The teenager who Sir Alex Ferguson let go transformed into the man who Jose Mourinho and Ed Woodward pursued so diligently this summer, even when the fee was eye-watering enough to put off other elite clubs in Europe.
After the signing was complete, Mourinho spoke of Pogba looking like a "kid that is back to his old school." Here, we take a look at how the prodigal son has returned a changed man as he prepares to make his return debut against Southampton on Friday night.
Here are five things that Pogba improved upon during his time at Juventus:
More of a team player
On arrival, Pogba seemed to have an individualistic streak in him, but there have been clear signs of his thorough, thought-out decision-making process aimed at benefiting the group as a whole now, a characteristic that is sure to appeal to Mourinho.
Serie A pundit Mina Rzouki said: "He still makes too many trigger-happy decisions, but he's learned how to draw out defenders to leave his teammates with one-on-one duels to win." Rzouki has also spotted this selflessness in his runs to create space for others and protection of possession.

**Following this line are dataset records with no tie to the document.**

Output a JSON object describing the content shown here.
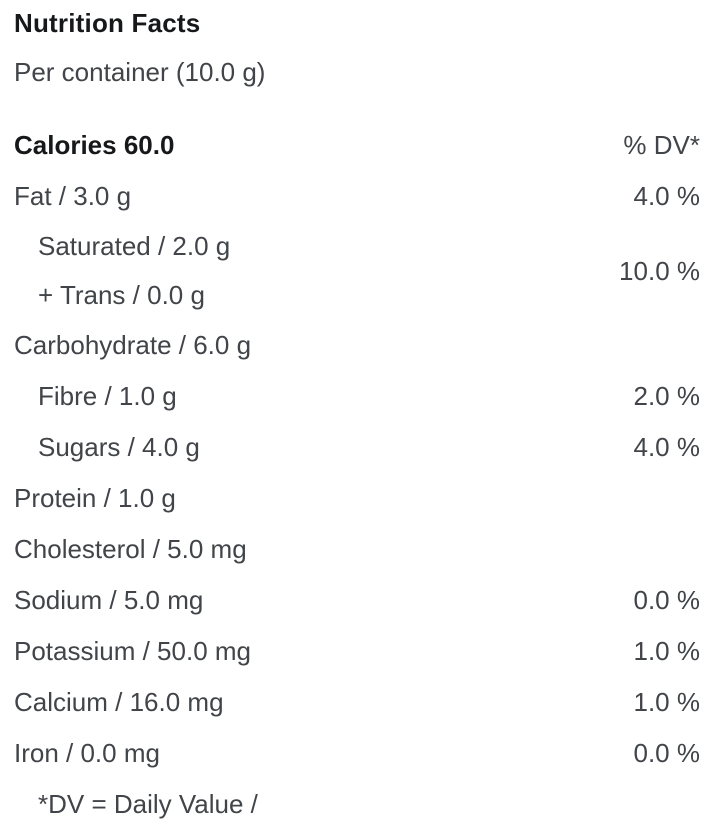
{
  "header": {
    "title": "Nutrition Facts",
    "serving": "Per container (10.0 g)"
  },
  "table": {
    "calories": "Calories 60.0",
    "dv_header": "% DV*",
    "rows": [
      {
        "label": "Fat / 3.0 g",
        "dv": "4.0 %",
        "indent": 0
      },
      {
        "lines": [
          "Saturated / 2.0 g",
          "+ Trans / 0.0 g"
        ],
        "dv": "10.0 %",
        "indent": 1
      },
      {
        "label": "Carbohydrate / 6.0 g",
        "dv": "",
        "indent": 0
      },
      {
        "label": "Fibre / 1.0 g",
        "dv": "2.0 %",
        "indent": 1
      },
      {
        "label": "Sugars / 4.0 g",
        "dv": "4.0 %",
        "indent": 1
      },
      {
        "label": "Protein / 1.0 g",
        "dv": "",
        "indent": 0
      },
      {
        "label": "Cholesterol / 5.0 mg",
        "dv": "",
        "indent": 0
      },
      {
        "label": "Sodium / 5.0 mg",
        "dv": "0.0 %",
        "indent": 0
      },
      {
        "label": "Potassium / 50.0 mg",
        "dv": "1.0 %",
        "indent": 0
      },
      {
        "label": "Calcium / 16.0 mg",
        "dv": "1.0 %",
        "indent": 0
      },
      {
        "label": "Iron / 0.0 mg",
        "dv": "0.0 %",
        "indent": 0
      }
    ],
    "footnote": "*DV = Daily Value /"
  },
  "colors": {
    "title_text": "#17181a",
    "body_text": "#414448",
    "background": "#ffffff"
  }
}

Pogba has already shown his Instagram followers his appetite for improving his physique and the physical development should be clear to see when he takes to the field on Friday night. His strong arms assist him in holding off opponents and give him direction while his well-trained legs burst forward, and the athleticism also helps in the defensive side of his game. Knocking him off the ball is not a straightforward task for opponents, either. United could use him in a box-to-box role, which will make that strength significant.
Capable of long-range goals
Even while he was at United, there were signs that he had confidence, having the character to break free after Ferguson snubbed him, but now there is almost an on-field swagger in the way he sometimes unleashes strikes from distance.
Ben Gladwell, who reports on Serie A for ESPN FC, observes: "He has a great shot on him -- not many hit the ball better than he does -- meaning a lot of his goals come from long range." In his first two seasons with Juventus, he scored 12 goals in 63 league games and that climbed to 16 goals in 61 in the latest two seasons.
Cultured passing range
While Ferguson did not see him as a man to bring in when an injury crisis hit in late December 2011 after Paul Scholes had retired, the Scotsman might be far more impressed by the player's ball distribution now. In fact, Scholes -- such a smart playmaker in his heyday -- himself would approve of a lot of what Pogba does. These days, the Frenchman arrives as a player who can hit long and short passes, while also showing a variety of pace, power and delicacy in his delivery. Diagonal balls can regularly be seen when watching Pogba in action.
There are still signs of annoyance and frustration from Pogba, as was seen in his body language during France's Euro 2016 final loss against Portugal, but he is becoming better at keeping a lid on it. As a star man, he could be a target of dirty tricks from inferior opponents to throw him out of his stride, so that is important. Rzouki believes that Pogba's "mentality greatly improved although it still needs a lot of work" and, although he may not be a leader yet, he is getting better at handling those who try to provoke him.